Player persuaded officials that rhinos needed to be moved out of Umfolozi-Hluhluwe to the giant Kruger Park and other reserves around South Africa if the white rhino was to be saved. It was a game transfer task of immense magnitude. Horses, used to track darted rhino, were gored and men and equipment damaged. Player himself lost the sight of an eye when the morphine-based drug M99 used to immobilise the animals was squirted in his face.
The rhino transfer strategy was so successful that it was expanded to countries throughout central and southern Africa – Zambia, Angola, Namibia, Botswana, Zimbabwe/Rhodesia, Mozambique and Swaziland. Player began exporting white rhinos 20 at a time to the United States (San Diego Safari Park, to begin with) and the United Kingdom, beginning with Whipsnade Zoo.

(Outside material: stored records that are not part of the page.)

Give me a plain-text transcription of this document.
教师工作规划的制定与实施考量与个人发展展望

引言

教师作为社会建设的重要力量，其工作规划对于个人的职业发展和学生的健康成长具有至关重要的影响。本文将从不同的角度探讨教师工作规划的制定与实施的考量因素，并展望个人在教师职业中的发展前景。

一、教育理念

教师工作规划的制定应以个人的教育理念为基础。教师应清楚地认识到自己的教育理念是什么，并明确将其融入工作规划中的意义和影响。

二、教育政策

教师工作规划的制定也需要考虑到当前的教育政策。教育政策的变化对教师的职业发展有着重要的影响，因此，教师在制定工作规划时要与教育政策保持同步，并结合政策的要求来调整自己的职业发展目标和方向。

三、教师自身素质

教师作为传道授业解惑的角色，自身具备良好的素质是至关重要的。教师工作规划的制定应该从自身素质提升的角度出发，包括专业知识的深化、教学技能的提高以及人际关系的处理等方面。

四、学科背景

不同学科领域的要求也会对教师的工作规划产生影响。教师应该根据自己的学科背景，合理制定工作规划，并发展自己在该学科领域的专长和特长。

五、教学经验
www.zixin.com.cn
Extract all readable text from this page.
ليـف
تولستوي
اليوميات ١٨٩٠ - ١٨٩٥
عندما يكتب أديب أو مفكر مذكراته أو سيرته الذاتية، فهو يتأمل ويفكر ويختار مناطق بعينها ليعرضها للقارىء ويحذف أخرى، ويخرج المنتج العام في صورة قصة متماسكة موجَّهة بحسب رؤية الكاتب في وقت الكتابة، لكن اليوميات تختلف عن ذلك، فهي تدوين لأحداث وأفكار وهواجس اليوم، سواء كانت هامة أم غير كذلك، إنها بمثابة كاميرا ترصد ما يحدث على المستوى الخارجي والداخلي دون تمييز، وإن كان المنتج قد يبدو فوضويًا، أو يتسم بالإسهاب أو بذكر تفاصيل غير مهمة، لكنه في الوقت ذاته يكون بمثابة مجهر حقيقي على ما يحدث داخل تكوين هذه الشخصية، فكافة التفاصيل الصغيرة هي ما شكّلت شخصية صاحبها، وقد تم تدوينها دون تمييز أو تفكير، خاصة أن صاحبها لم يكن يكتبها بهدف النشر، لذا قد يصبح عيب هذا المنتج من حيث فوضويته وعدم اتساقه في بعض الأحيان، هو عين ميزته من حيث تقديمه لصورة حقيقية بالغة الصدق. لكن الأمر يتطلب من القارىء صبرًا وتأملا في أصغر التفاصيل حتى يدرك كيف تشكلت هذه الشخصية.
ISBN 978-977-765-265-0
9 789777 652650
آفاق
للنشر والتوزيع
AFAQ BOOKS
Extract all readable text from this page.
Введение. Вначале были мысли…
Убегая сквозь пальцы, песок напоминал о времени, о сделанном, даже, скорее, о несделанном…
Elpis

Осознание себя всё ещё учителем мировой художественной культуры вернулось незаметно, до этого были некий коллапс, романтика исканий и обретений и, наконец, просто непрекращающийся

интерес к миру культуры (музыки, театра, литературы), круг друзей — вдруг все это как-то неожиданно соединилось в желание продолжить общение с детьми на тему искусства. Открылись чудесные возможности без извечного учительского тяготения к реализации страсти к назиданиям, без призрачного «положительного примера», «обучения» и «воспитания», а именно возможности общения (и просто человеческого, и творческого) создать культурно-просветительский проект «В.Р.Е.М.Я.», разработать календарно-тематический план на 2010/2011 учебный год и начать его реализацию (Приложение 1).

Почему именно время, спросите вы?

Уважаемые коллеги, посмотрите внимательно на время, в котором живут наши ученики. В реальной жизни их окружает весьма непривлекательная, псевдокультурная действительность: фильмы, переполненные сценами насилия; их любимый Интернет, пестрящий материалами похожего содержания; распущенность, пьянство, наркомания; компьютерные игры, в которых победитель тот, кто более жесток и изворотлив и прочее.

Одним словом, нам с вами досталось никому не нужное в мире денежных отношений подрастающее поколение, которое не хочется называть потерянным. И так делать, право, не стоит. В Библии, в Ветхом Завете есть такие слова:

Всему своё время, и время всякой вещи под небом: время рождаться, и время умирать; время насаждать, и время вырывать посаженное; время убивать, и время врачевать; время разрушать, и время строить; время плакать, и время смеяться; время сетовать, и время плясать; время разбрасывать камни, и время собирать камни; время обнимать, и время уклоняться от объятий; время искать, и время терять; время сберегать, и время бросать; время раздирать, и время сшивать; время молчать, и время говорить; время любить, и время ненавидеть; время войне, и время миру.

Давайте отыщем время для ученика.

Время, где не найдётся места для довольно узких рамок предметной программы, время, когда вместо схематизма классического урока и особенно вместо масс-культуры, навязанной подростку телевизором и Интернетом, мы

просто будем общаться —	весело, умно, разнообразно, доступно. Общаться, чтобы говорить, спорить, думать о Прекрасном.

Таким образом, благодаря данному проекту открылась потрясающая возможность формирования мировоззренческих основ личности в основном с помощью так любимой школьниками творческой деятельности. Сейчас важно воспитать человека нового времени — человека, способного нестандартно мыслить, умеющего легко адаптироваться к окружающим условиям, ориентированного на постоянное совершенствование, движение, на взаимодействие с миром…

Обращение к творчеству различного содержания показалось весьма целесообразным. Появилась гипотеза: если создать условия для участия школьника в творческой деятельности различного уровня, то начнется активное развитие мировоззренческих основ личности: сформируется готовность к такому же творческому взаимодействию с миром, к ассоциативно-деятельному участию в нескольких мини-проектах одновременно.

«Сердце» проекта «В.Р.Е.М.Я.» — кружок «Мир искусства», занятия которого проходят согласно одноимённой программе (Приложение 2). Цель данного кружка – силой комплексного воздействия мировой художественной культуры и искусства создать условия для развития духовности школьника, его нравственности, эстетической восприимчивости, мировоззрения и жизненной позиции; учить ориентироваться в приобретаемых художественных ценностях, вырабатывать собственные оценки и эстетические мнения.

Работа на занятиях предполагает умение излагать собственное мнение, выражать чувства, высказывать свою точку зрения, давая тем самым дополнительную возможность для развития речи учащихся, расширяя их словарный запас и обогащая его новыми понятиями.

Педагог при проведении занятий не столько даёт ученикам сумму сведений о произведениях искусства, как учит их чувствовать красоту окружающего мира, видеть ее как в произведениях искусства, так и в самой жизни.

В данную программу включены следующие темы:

In these endeavours Player was soon supported by a Zulu ranger, Magqubu Ntombela, who became his dearest friend and comrade at a time when apartheid policies supposedly made such relationships near-impossible.
The pair risked their lives together and for each other. “Magqubu was my beloved friend, mentor and wilderness guide – he was unique.
“He taught me the real meaning of hlonipha (respect and ubuntu (compassion). Through the most patient instruction he introduced me to a new cosmology. It was a very profound relationship.”
I loved listening to Player’s innumerable wonderful stories about Magqubu and the spiritual strength Ian drew from his friend, despite their entirely different cultures.
But the one I enjoyed most concerned the visit Ian and Magqubu made to the Brecon Cathedral headquarters of the South Wales Borderers, who together with other regiments lost more than 1,000 men in the 1879 Battle of Isandlwana against a 20,000-strong army of Zulu warriors loyal to King Cetshwayo kaMpande.
Magqubu’s grandfather had fought at Isandlwana, while Ian’s grandfather had fought in a nearby battle on the same day with the Natal Hussars against another Zulu force.
At Brecon, where the tattered banners of the British forces who fought at Isandlwana are draped from the Cathedral walls and ceiling, Magqubu performed a very traditional ceremony in Zulu to appease the souls of the Welsh soldiers who fell in the famous battle, which the British lost.
The colonel of the Royal Regiment, his officers and Ian Player were in tears and for days Magqubu was big news in the British press.
Beforehand, Player had had a big row with Magqubu, who insisted on travelling with his iron cooking pot. How, he told Player, could he ensure that his enemies would not poison him if he could not cook his maize meal porridge in his own pot? Magqubu won the argument: the pot travelled with him.
Player and Magqubu, who died when approaching the age of 100, set up the Wilderness School which has taken tens of thousands of youngsters into the deepest bush to sleep on the red African earth under the stars to the sound of the rasping call of leopards, the howls of hyenas and the moans of lions.
Player and Magqubu also established in 1974 the four-yearly World Wilderness Congress, now the world’s longest-running public conservation project and environmental forum. The first Congress was held in the Umfolozi.
The third was hosted in the Scottish Highlands by Player’s close friend Finlay MacRae, the legendary piper and forester who restored the traditional Caledonian Forest in Glen Affric as a national nature reserve.
Among Ian Player’s last wishes as he lay dying from a stroke which followed extended heart trouble was a wish that the young generation would continue the work that he and Magqubu Ntombela had pioneered.
“These wilderness areas are of great spiritual value to every single one of us,” was one of Player’s last messages to the youth of today. “Go well and continue the struggle.”
Ian Player is survived by his wife, Ann, his children Kenneth, Jessica and Amyas, his brother Gary and sister Wilma.